Player of the Game
If you’ve followed BurningRiverBaseball for years and were wondering when I was going to drop WPA and go back to my own Player of the Game stat for determining the Player of the Game, that day is today as Mike Napoli somehow beat out Francisco Lindor .180 to .134 in total WPA. Lindor is the real winner today as he helped the Indians win this game more than any other player with a single, double and home run, knocking in three and scoring three. By ‘POG’ stat, Lindor scored 8.25 compared to Napoli’s 3.93.
Feathers Up
Whatever it was that the Indians had forgotten about Justin Verlander in their last match-up, they figured out tonight as Jason Kipnis and Lindor started the offense up quickly and didn’t let up until Verlander was out of the game in the fifth. After the two table setters reached in the first, Mike Napoli brought both home for the first runs of the game, then Napoli himself scored on a single. They would score again in the third and three more in the fifth to remove the Detroit starter from consideration.
Josh Tomlin used his imitable “slow and steady wins the race” style to outlast Verlander, allowing just two runs despite giving up nine hits in six innings. Both of the Tigers runs scored in the fifth inning on an Ian Kinsler two run home run to left. As he has for about a year now, Tomlin found a way to scatter the hits that didn’t leave the park and was only harmed when Kinsler took advantage of a hanging curve. Despite all the hits and five K’s, Tomlin threw just 105 pitches in the six innings.

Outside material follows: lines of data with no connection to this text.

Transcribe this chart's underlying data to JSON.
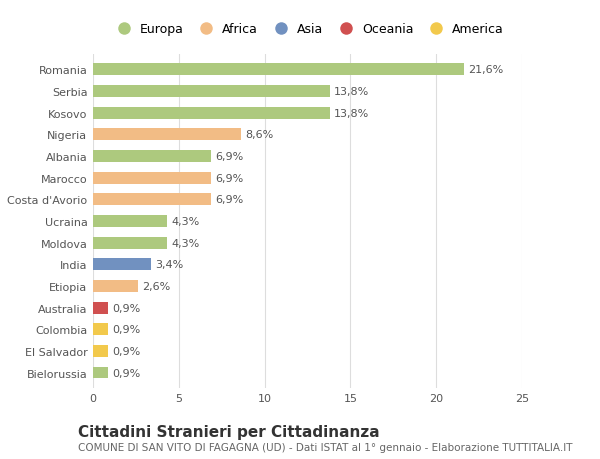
{
  "categories": [
    "Romania",
    "Serbia",
    "Kosovo",
    "Nigeria",
    "Albania",
    "Marocco",
    "Costa d'Avorio",
    "Ucraina",
    "Moldova",
    "India",
    "Etiopia",
    "Australia",
    "Colombia",
    "El Salvador",
    "Bielorussia"
  ],
  "values": [
    21.6,
    13.8,
    13.8,
    8.6,
    6.9,
    6.9,
    6.9,
    4.3,
    4.3,
    3.4,
    2.6,
    0.9,
    0.9,
    0.9,
    0.9
  ],
  "labels": [
    "21,6%",
    "13,8%",
    "13,8%",
    "8,6%",
    "6,9%",
    "6,9%",
    "6,9%",
    "4,3%",
    "4,3%",
    "3,4%",
    "2,6%",
    "0,9%",
    "0,9%",
    "0,9%",
    "0,9%"
  ],
  "bar_colors": [
    "#adc97e",
    "#adc97e",
    "#adc97e",
    "#f2bc85",
    "#adc97e",
    "#f2bc85",
    "#f2bc85",
    "#adc97e",
    "#adc97e",
    "#7191c0",
    "#f2bc85",
    "#d05050",
    "#f2c94c",
    "#f2c94c",
    "#adc97e"
  ],
  "continent_colors": {
    "Europa": "#adc97e",
    "Africa": "#f2bc85",
    "Asia": "#7191c0",
    "Oceania": "#d05050",
    "America": "#f2c94c"
  },
  "legend_labels": [
    "Europa",
    "Africa",
    "Asia",
    "Oceania",
    "America"
  ],
  "title": "Cittadini Stranieri per Cittadinanza",
  "subtitle": "COMUNE DI SAN VITO DI FAGAGNA (UD) - Dati ISTAT al 1° gennaio - Elaborazione TUTTITALIA.IT",
  "xlim": [
    0,
    25
  ],
  "xticks": [
    0,
    5,
    10,
    15,
    20,
    25
  ],
  "background_color": "#ffffff",
  "grid_color": "#dddddd",
  "bar_height": 0.55,
  "label_fontsize": 8,
  "tick_fontsize": 8,
  "legend_fontsize": 9,
  "title_fontsize": 11,
  "subtitle_fontsize": 7.5
}
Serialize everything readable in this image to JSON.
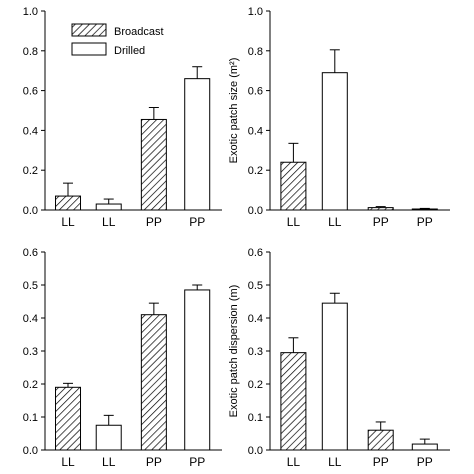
{
  "chart_data": [
    {
      "type": "bar",
      "categories": [
        "LL",
        "LL",
        "PP",
        "PP"
      ],
      "series": [
        {
          "name": "Broadcast",
          "bars": [
            0,
            2
          ],
          "pattern": "hatched"
        },
        {
          "name": "Drilled",
          "bars": [
            1,
            3
          ],
          "pattern": "open"
        }
      ],
      "values": [
        0.07,
        0.03,
        0.455,
        0.66
      ],
      "errors": [
        0.065,
        0.025,
        0.06,
        0.06
      ],
      "ylim": [
        0,
        1.0
      ],
      "yticks": [
        "0.0",
        "0.2",
        "0.4",
        "0.6",
        "0.8",
        "1.0"
      ],
      "ylabel": "",
      "legend": "top-left"
    },
    {
      "type": "bar",
      "categories": [
        "LL",
        "LL",
        "PP",
        "PP"
      ],
      "values": [
        0.24,
        0.69,
        0.012,
        0.005
      ],
      "errors": [
        0.095,
        0.115,
        0.005,
        0.003
      ],
      "ylim": [
        0,
        1.0
      ],
      "yticks": [
        "0.0",
        "0.2",
        "0.4",
        "0.6",
        "0.8",
        "1.0"
      ],
      "ylabel": "Exotic patch size (m²)"
    },
    {
      "type": "bar",
      "categories": [
        "LL",
        "LL",
        "PP",
        "PP"
      ],
      "values": [
        0.19,
        0.075,
        0.41,
        0.485
      ],
      "errors": [
        0.012,
        0.03,
        0.035,
        0.015
      ],
      "ylim": [
        0,
        0.6
      ],
      "yticks": [
        "0.0",
        "0.1",
        "0.2",
        "0.3",
        "0.4",
        "0.5",
        "0.6"
      ],
      "ylabel": ""
    },
    {
      "type": "bar",
      "categories": [
        "LL",
        "LL",
        "PP",
        "PP"
      ],
      "values": [
        0.295,
        0.445,
        0.06,
        0.018
      ],
      "errors": [
        0.045,
        0.03,
        0.025,
        0.015
      ],
      "ylim": [
        0,
        0.6
      ],
      "yticks": [
        "0.0",
        "0.1",
        "0.2",
        "0.3",
        "0.4",
        "0.5",
        "0.6"
      ],
      "ylabel": "Exotic patch dispersion (m)"
    }
  ],
  "colors": {
    "ink": "#000000",
    "open_fill": "#ffffff"
  }
}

For those who prefer relievers to have assigned roles and never pitch out of them, Terry Francona, Cody Allen and Bryan Shaw probably really put a cramp in your reasoning tonight. Shaw came in for the eighth with two men on and one out, a situation the public narrative says he is terrible in. Shaw proceeded to strand both runners by striking out James McCann and getting Jarrod Saltalamacchia to ground out to end the inning. Allen was then used with a four run lead, not a save situation, and he set down the Tigers with three strike outs in a scoreless frame. While it may seem excessive to use all the Indians late inning relievers in one game, all three of Allen, Shaw and Zach McAllister have had three full days off and all have struggled enough lately that they could use the extra work.
Feathers Down
As much as we’d like to pronounce Miguel Cabrera dead, he’s far from it. The greatest hitter in baseball over the last decade still ranks near the top and he went 2/4 tonight with a walk and a run scored. It was his two singles against Tomlin that lead the pitcher to his greatest moments of stress in this game. In the first, Cabrera singled with one out to put runners on the corners. An apparent Victor Martinez sacrifice fly seemed to score the runner from third, but video replay overturned the call on the field (pictured at top). His second hit came in the fifth with two outs and two runs already in. By continuing the inning, Tomlin then had to face Martinez again, who also singled and if he hadn’t retired Justin Upton to end the inning, Tommy Hunter would have been brought into the game a full inning earlier than he was.
Final Score: Cleveland Indians 3 – Detroit Tigers 7
On Deck: The Indians and Tigers will be back for game two in series two tomorrow at 6:30 PM in Cleveland. Corey Kluber will look to build on two great consecutive starts while taking on the Tigers’ Anibal Sanchez.